The building "first starting shaking horizontally, then up and down, then a big shake right to left," said Tainan resident Lin Bao-gui, a secondhand car salesman whose cars were smashed when the residential complex across the street from him collapsed.
"I stayed in my bed but jumped up when I heard the big bang that was the sound of the building falling," he said.
Rescuers found the bodies of a 10-day-old infant, two young girls and six adults at the collapsed building. Authorities said two other people were killed by falling objects elsewhere in Tainan.
Rescuers pulled out 248 survivors from the building, the emergency management information center said.
Throughout Tainan, 337 people were rescued, the city government said.
The Taiwanese news website ET Today reported that a mother and daughter were among the survivors from the building, and that the girl drank her urine while waiting to be rescued, which happened sooner than expected.
Rescuers went apartment to apartment, drawing red circles near windows of apartments they already had searched.
"I went to the top floors of the middle part of the building, where we found five people, one of whom was in bed and already dead," said Liu Wen-bin, a 50-year-old rescuer from Taichung. "Some people were found in the shower, some in the bedroom."
Elsewhere in Tainan, dozens of other people were rescued or safely evacuated from damaged structures or buildings declared unsafe following the quake, including a market and a seven-floor building, authorities said.
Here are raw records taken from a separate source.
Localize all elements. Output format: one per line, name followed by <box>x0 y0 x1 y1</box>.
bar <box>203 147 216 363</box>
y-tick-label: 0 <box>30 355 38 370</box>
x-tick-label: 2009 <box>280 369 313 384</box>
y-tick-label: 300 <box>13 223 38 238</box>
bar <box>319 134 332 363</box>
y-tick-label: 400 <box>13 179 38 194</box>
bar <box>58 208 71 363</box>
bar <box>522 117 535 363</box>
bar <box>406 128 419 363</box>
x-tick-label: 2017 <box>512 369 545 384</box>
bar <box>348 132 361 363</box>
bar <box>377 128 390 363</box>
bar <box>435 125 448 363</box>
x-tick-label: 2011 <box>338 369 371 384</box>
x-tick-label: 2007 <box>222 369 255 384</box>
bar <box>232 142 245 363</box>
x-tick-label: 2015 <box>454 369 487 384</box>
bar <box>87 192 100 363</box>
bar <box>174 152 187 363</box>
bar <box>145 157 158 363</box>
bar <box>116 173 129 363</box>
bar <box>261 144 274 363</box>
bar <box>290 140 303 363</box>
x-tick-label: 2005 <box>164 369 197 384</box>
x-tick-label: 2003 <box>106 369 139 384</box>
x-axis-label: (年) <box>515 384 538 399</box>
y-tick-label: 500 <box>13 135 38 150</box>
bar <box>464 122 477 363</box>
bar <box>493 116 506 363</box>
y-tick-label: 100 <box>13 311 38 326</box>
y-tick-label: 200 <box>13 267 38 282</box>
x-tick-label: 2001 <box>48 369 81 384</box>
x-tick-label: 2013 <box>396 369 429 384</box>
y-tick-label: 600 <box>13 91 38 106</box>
A bank building also careened, but no one was injured or trapped.
All told, nine buildings collapsed and five careened in Tainan, the emergency management information center said.
As dawn broke, Taiwanese TV showed survivors being brought gingerly from the high-rise, including an elderly woman in a neck brace and others wrapped in blankets. The trappings of daily life - a partially crushed air conditioner, pieces of a metal balcony, windows - lay twisted in rubble.
People with their arms around firefighters were being helped from the building, and cranes were being used to search darkened parts of the structure for survivors.
Men in camouflage, apparently military personnel, marched into one area of collapse carrying large shovels.
The emergency management information center said 1,236 rescuers from outside Tainan were deployed, including 840 from the army, along with six helicopters and 23 rescue dogs.
Tainan's municipal government said it mobilized nearly 600 professional and volunteer firefighters.
The quake was felt as a lengthy, rolling shake in the capital, Taipei, on the other side of the island. But Taipei was quiet, with no sense of emergency or obvious damage just before dawn.
Residents in mainland China also reported that the tremor was felt there. The Beijing government offered to help as needed.
Because of the spectacular fall of the residential high-rise, questions surfaced about whether the 1989 structure had shoddy construction. Tainan's government said the Wei Guan building was not listed as a dangerous structure before the quake, and Taiwan's interior minister, Chen Wei-zen, said an investigation would examine whether the developer had cut corners during construction.
Earthquakes frequently rattle Taiwan, but most are minor and cause little or no damage. However, a magnitude-7.6 quake in central Taiwan in 1999 killed more than 2,300 people.